Maybe the gravity of the situation got to Villa late on, because from 70 minutes, they looked vulnerable every time Derby picked up the ball.  Suddenly, chasing a lost cause and forced to commit to it, Derby were working the ball through the lines, playing with width and more pace, loading the box – in short, playing the game we knew that this team was capable of.  They got a goal – through Marriott, of course – but all it sought to do was underline what pretty much the whole of Derby (and most neutrals I’ve spoken to) had been thinking, which is that Marriott should have started.  

Lampard said none of his four strikers had 90 minutes in them due to fitness or personal issues (the latter referring to Lawrence) and he held Jack back as an impact sub. To me, that only made it feel worse.  Yes, it was a good idea in theory – the night-and-day transformation of the Rams’ performance after 70 minutes showed what he was driving at – but his gameplan depended upon Villa not taking the game away from us before the substitutes could be introduced. Given that Derby hadn’t kept a clean sheet in any game against a top six side all season, that was a massive gamble and even without Villa firing on all cylinders, it didn’t pay off.
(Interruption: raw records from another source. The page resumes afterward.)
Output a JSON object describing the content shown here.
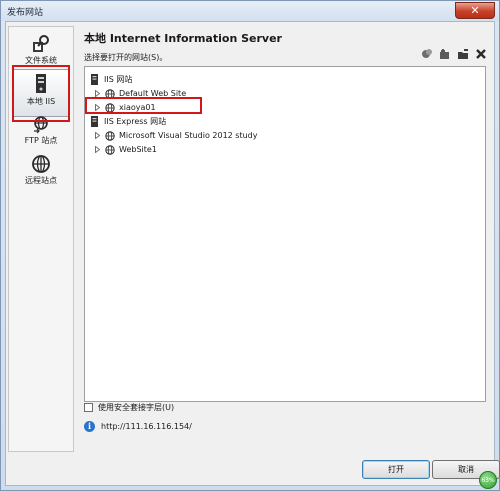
{
  "window": {
    "title": "发布网站",
    "close_glyph": "✕"
  },
  "sidebar": {
    "items": [
      {
        "label": "文件系统",
        "icon": "file-system-icon"
      },
      {
        "label": "本地 IIS",
        "icon": "local-iis-server-icon",
        "selected": true
      },
      {
        "label": "FTP 站点",
        "icon": "ftp-site-icon"
      },
      {
        "label": "远程站点",
        "icon": "remote-site-globe-icon"
      }
    ]
  },
  "main": {
    "title": "本地 Internet Information Server",
    "subtitle": "选择要打开的网站(S)。",
    "toolbar_icons": [
      "new-web-application-icon",
      "new-virtual-directory-icon",
      "create-folder-icon",
      "delete-icon"
    ]
  },
  "tree": {
    "nodes": [
      {
        "label": "IIS 网站",
        "level": 0,
        "icon": "iis-sites-icon"
      },
      {
        "label": "Default Web Site",
        "level": 1,
        "icon": "globe-icon"
      },
      {
        "label": "xiaoya01",
        "level": 1,
        "icon": "globe-icon"
      },
      {
        "label": "IIS Express 网站",
        "level": 0,
        "icon": "iis-express-sites-icon"
      },
      {
        "label": "Microsoft Visual Studio 2012 study",
        "level": 1,
        "icon": "globe-icon"
      },
      {
        "label": "WebSite1",
        "level": 1,
        "icon": "globe-icon"
      }
    ]
  },
  "options": {
    "ssl_label": "使用安全套接字层(U)",
    "ssl_checked": false
  },
  "url": {
    "value": "http://111.16.116.154/"
  },
  "buttons": {
    "open_label": "打开",
    "cancel_label": "取消"
  },
  "status": {
    "badge_text": "63%"
  },
  "colors": {
    "highlight_box": "#d11818",
    "accent": "#2b74c9"
  }
}
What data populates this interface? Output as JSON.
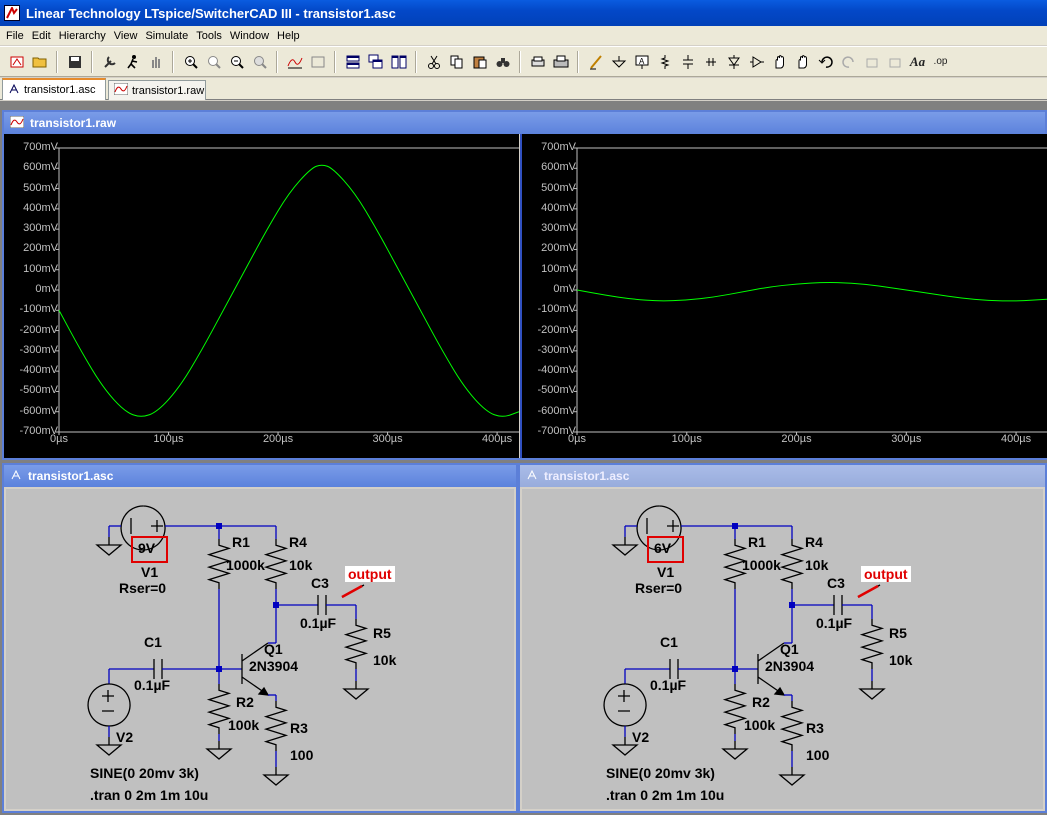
{
  "app": {
    "title": "Linear Technology LTspice/SwitcherCAD III - transistor1.asc"
  },
  "menu": [
    "File",
    "Edit",
    "Hierarchy",
    "View",
    "Simulate",
    "Tools",
    "Window",
    "Help"
  ],
  "toolbar_icons": [
    "open-icon",
    "folder-icon",
    "save-icon",
    "control-panel-icon",
    "run-icon",
    "halt-icon",
    "zoom-in-icon",
    "zoom-pan-icon",
    "zoom-out-icon",
    "zoom-fit-icon",
    "autorange-icon",
    "bode-icon",
    "tile-horizontal-icon",
    "cascade-icon",
    "tile-vertical-icon",
    "cut-icon",
    "copy-icon",
    "paste-icon",
    "find-icon",
    "print-preview-icon",
    "print-icon",
    "wire-icon",
    "ground-icon",
    "label-icon",
    "resistor-icon",
    "capacitor-icon",
    "inductor-icon",
    "diode-icon",
    "component-icon",
    "move-icon",
    "drag-icon",
    "undo-icon",
    "redo-icon",
    "rotate-icon",
    "mirror-icon",
    "text-icon",
    "spice-directive-icon"
  ],
  "tabs": [
    {
      "label": "transistor1.asc"
    },
    {
      "label": "transistor1.raw"
    }
  ],
  "waveform_window": {
    "title": "transistor1.raw"
  },
  "plots": [
    {
      "y_ticks": [
        "700mV",
        "600mV",
        "500mV",
        "400mV",
        "300mV",
        "200mV",
        "100mV",
        "0mV",
        "-100mV",
        "-200mV",
        "-300mV",
        "-400mV",
        "-500mV",
        "-600mV",
        "-700mV"
      ],
      "x_ticks": [
        "0µs",
        "100µs",
        "200µs",
        "300µs",
        "400µs"
      ]
    },
    {
      "y_ticks": [
        "700mV",
        "600mV",
        "500mV",
        "400mV",
        "300mV",
        "200mV",
        "100mV",
        "0mV",
        "-100mV",
        "-200mV",
        "-300mV",
        "-400mV",
        "-500mV",
        "-600mV",
        "-700mV"
      ],
      "x_ticks": [
        "0µs",
        "100µs",
        "200µs",
        "300µs",
        "400µs"
      ]
    }
  ],
  "chart_data": [
    {
      "type": "line",
      "ylim": [
        -700,
        700
      ],
      "xlim": [
        0,
        420
      ],
      "series": [
        {
          "color": "#00ff00",
          "x": [
            0,
            20,
            40,
            60,
            75,
            90,
            110,
            130,
            150,
            170,
            190,
            210,
            230,
            240,
            250,
            270,
            290,
            310,
            330,
            350,
            370,
            390,
            405,
            420
          ],
          "y": [
            -100,
            -300,
            -480,
            -600,
            -630,
            -600,
            -480,
            -300,
            -100,
            100,
            300,
            480,
            600,
            620,
            600,
            480,
            300,
            100,
            -100,
            -300,
            -480,
            -600,
            -630,
            -600
          ]
        }
      ]
    },
    {
      "type": "line",
      "ylim": [
        -700,
        700
      ],
      "xlim": [
        0,
        430
      ],
      "series": [
        {
          "color": "#00ff00",
          "x": [
            0,
            25,
            50,
            75,
            100,
            125,
            150,
            175,
            200,
            225,
            250,
            275,
            300,
            325,
            350,
            375,
            400,
            430
          ],
          "y": [
            0,
            -25,
            -45,
            -55,
            -50,
            -35,
            -10,
            15,
            30,
            38,
            35,
            20,
            0,
            -20,
            -40,
            -52,
            -55,
            -45
          ]
        }
      ]
    }
  ],
  "schematics": [
    {
      "title": "transistor1.asc",
      "v1_value": "9V",
      "v1_name": "V1",
      "v1_rser": "Rser=0",
      "r1": "R1",
      "r1_val": "1000k",
      "r4": "R4",
      "r4_val": "10k",
      "c3": "C3",
      "c3_val": "0.1µF",
      "output": "output",
      "r5": "R5",
      "r5_val": "10k",
      "c1": "C1",
      "c1_val": "0.1µF",
      "q1": "Q1",
      "q1_val": "2N3904",
      "r2": "R2",
      "r2_val": "100k",
      "r3": "R3",
      "r3_val": "100",
      "v2": "V2",
      "sine": "SINE(0 20mv 3k)",
      "tran": ".tran 0 2m 1m 10u"
    },
    {
      "title": "transistor1.asc",
      "v1_value": "6V",
      "v1_name": "V1",
      "v1_rser": "Rser=0",
      "r1": "R1",
      "r1_val": "1000k",
      "r4": "R4",
      "r4_val": "10k",
      "c3": "C3",
      "c3_val": "0.1µF",
      "output": "output",
      "r5": "R5",
      "r5_val": "10k",
      "c1": "C1",
      "c1_val": "0.1µF",
      "q1": "Q1",
      "q1_val": "2N3904",
      "r2": "R2",
      "r2_val": "100k",
      "r3": "R3",
      "r3_val": "100",
      "v2": "V2",
      "sine": "SINE(0 20mv 3k)",
      "tran": ".tran 0 2m 1m 10u"
    }
  ],
  "colors": {
    "wire": "#0000c0",
    "trace": "#00ff00",
    "highlight": "#e00000"
  }
}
So, very sadly and reluctantly, that’s it, then – another season is over. A positive to take is that in this case, it’s a very hard season to say goodbye to, because there have been so many great moments. I wasn’t ready for it to end, at least, not with such a sour taste as this. And we will be losing the three loanees, all of whom have been absolutely outstanding. How can we replace three players of such quality, while also continuing the wider squad rebuilding job Lampard began last summer and keeping the wage bill at a manageable level?

Hopefully, Lampard himself will remain, although exasperatingly, we won’t know for sure under Chelsea work out what they’re doing about their (actually rather successful) misfit manager Maurizio Sarri.  You can’t help worrying that is not just two players who will be returning to their parent club from a season-long loan.

But those are questions for another day.  For now, it’s a sad farewell to the boys of 2018/9, a team which flickered briefly, promisingly, but has now been confined to the history books by Wembley defeat. 

It was a huge low, but again, looking forward positively, we are in for a very eventful summer and I don’t think it will be very long before a major squad overhaul begins in earnest. Retained lists, new signings and pre-season friendlies will be announced before you know it and the next chapter will begin.